On peut en outre s’interroger sur la pertinence de confier une politique (qui se dit) féministe à des policiers dont la conversion aux idéaux de l’égalité des sexes et de l’antisexisme est, disons, pas encore tout à fait établie. Et il ne sera sans doute pas facile de leur faire comprendre qu’ils doivent désormais protéger celles qu’ils avaient jusqu’à présent pour tâche de harceler au point, plusieurs cas en attestent, de se sentir autorisés à les violer.

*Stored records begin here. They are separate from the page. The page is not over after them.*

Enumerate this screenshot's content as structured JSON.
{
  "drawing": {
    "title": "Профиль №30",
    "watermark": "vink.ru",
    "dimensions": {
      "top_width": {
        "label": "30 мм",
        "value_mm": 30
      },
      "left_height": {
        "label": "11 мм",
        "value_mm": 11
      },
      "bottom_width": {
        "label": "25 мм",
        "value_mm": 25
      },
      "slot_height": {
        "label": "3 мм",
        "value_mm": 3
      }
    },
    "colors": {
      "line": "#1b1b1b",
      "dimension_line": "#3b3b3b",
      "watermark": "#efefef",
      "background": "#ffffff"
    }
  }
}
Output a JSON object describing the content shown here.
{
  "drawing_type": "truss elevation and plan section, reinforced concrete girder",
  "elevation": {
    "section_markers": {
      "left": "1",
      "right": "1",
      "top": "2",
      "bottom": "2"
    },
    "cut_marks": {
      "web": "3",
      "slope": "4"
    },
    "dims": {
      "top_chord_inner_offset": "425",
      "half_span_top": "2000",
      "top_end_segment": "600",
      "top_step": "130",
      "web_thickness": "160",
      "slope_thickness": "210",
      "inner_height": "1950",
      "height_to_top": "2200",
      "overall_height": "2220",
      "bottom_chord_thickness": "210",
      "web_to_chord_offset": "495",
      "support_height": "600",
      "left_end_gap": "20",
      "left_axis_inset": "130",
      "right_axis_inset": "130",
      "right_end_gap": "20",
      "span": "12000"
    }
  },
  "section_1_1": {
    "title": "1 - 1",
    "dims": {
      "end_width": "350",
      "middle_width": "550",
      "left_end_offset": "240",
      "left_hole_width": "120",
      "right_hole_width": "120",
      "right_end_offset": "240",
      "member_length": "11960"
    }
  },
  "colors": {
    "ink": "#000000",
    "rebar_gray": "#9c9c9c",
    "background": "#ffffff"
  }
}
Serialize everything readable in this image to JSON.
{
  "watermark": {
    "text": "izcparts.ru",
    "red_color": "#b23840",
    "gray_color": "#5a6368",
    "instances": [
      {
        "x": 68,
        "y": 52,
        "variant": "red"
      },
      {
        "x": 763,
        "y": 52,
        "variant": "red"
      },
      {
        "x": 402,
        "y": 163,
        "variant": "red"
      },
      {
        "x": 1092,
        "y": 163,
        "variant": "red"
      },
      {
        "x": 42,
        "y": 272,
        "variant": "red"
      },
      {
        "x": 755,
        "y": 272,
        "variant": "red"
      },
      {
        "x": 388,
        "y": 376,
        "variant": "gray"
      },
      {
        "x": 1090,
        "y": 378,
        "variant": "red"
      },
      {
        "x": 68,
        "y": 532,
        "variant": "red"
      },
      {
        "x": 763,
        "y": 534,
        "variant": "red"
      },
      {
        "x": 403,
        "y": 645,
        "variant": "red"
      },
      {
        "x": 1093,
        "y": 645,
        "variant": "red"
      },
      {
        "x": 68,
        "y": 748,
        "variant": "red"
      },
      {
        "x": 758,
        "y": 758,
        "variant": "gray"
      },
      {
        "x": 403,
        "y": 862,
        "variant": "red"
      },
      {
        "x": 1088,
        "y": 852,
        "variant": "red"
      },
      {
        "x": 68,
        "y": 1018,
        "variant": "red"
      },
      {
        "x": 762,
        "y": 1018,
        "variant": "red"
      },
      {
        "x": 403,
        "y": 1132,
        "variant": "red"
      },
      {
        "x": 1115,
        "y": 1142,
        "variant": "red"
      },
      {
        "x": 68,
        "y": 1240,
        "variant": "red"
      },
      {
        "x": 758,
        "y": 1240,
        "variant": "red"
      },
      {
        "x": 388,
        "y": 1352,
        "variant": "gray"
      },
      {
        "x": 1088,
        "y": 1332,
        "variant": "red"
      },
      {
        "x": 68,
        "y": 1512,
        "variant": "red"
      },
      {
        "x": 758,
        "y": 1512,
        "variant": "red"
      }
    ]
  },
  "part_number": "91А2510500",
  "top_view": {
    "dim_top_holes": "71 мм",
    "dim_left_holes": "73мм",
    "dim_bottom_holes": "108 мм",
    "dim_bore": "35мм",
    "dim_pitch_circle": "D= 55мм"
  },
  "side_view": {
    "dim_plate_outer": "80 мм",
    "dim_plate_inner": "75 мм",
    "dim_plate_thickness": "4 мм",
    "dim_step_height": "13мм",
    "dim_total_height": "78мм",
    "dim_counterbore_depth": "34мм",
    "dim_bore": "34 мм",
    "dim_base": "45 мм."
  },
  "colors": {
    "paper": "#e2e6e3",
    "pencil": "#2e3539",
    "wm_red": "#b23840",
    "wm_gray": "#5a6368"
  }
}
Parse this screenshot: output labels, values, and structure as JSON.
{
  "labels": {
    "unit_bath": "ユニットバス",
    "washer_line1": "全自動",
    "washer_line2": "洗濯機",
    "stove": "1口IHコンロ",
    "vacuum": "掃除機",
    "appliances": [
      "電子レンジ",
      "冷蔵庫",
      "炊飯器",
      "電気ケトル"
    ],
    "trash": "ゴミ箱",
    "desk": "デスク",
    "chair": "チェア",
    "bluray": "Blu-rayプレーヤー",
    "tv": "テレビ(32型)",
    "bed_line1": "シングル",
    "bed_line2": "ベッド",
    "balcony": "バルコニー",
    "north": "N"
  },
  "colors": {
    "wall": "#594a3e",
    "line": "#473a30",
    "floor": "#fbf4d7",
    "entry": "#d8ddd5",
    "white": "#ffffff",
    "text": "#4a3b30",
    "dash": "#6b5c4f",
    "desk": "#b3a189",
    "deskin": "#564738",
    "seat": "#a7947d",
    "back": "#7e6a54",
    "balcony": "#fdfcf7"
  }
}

texticules-de-pedro-3 2« Abolir la prostitution », tous les partis de gouvernement sont pour et l’ont manifesté par une résolution unanime au Parlement en décembre 2011 (3). Tous sont également pour en faire un enjeu de sécurité (et pas, ou si peu, de justice sociale ou de santé publique) appelant en priorité une action policière.
Mais voilà qu’en mars dernier Najat Vallaud-Belkacem, dans une interview au magazine féminin Causette, prend ses distances. La pénalisation des clients n’apparaît plus comme une panacée et la réflexion serait toujours en cours. Surtout, elle avance que « l’idée n’est pas de se focaliser sur les questions pénales, mais aussi sur l’ensemble des champs (….) prévention, droits sociaux, accès au logement, aux aides et au titre de séjour, formation, etc. » Mieux encore, elle affirme que « ce qui sera plus rapide, c’est l’abrogation du délit de racolage passif, qui faisait des victimes de la prostitution des coupables ».

Par une cruelle ironie, c’est précisément le moment qu’a choisi Gérard Collomb pour lancer une nouvelle offensive contre les prostituées en camionnette de Gerland. C’est que, voyez-vous, il y a des entreprises de pointe dans le quartier et des putes dans le voisinage, franchement, c’est pas bon pour l’image. Gégé est sur ce plan un multirécidiviste — que dis-je : un acharné.
Depuis août 2002 et son premier arrêté municipal d’interdiction du racolage (oui : Collomb avait devancé le Nabot !) dans la Presqu’île, c’est près d’une dizaine de mesures policières édictées au niveau municipal qui ont permis de repousser, des quais du Rhône à Perrache et de la Confluence à Debourg, les perverses créatures toujours plus loin — loin de la sécurité, de la justice, du travail social et de la santé publique (4).

Mais ce qui est surtout étonnant — et fait donc douter de sa santé — c’est que Najat Vallaud-Belkacem a été entre 2003 et 2012 une très proche collaboratrice de Gérard Collomb à la mairie et qu’elle n’a jamais, au grand jamais, émis la moindre critique, pas même le plus petit commentaire, sur la politique aussi répressive qu’imbécile qu’il a menée et continue de mener en matière de prostitution à Lyon.

Cesser de confier le dossier de la prostitution à la seule police ? En voilà une bonne idée ! Vallaud-Belkacem devrait en parler à Najat.

 

Pedro

1. http://www.lejdd.fr/Societe/Actualite/Vallaud-Belkacem-Je-souhaite-que-la-prostitution-disparaisse-interview-521763

2. Écoutons l’impayable futur mari de Carla déclarer sans rire au Sénat, le 24 novembre 2002 : « Il me paraît judicieux de reconduire dans le pays d’origine pour les sortir des griffes des proxénètes, des filles qui ne parlent pas notre langue et qui viennent d’arriver sur notre territoire. C’est un devoir humanitaire ! »

3. http://www.assemblee-nationale.fr/13/ta/ta0782.asp

4. C’est aussi pour se rendre plus discrètes et se protéger des PV pour racolage que les prostituées se sont équipées de camionnettes. Mais comme elles n’ont pas toutes le permis, certaines paient des « chauffeurs » pour les déplacer, ce qui fait d’eux des proxénètes puisque obtenant des gains de la prostitution d’autrui. Autrement dit, c’est la loi qui a créé le besoin d’une nouvelle catégorie de proxos. À ce point, ça devient du grand art.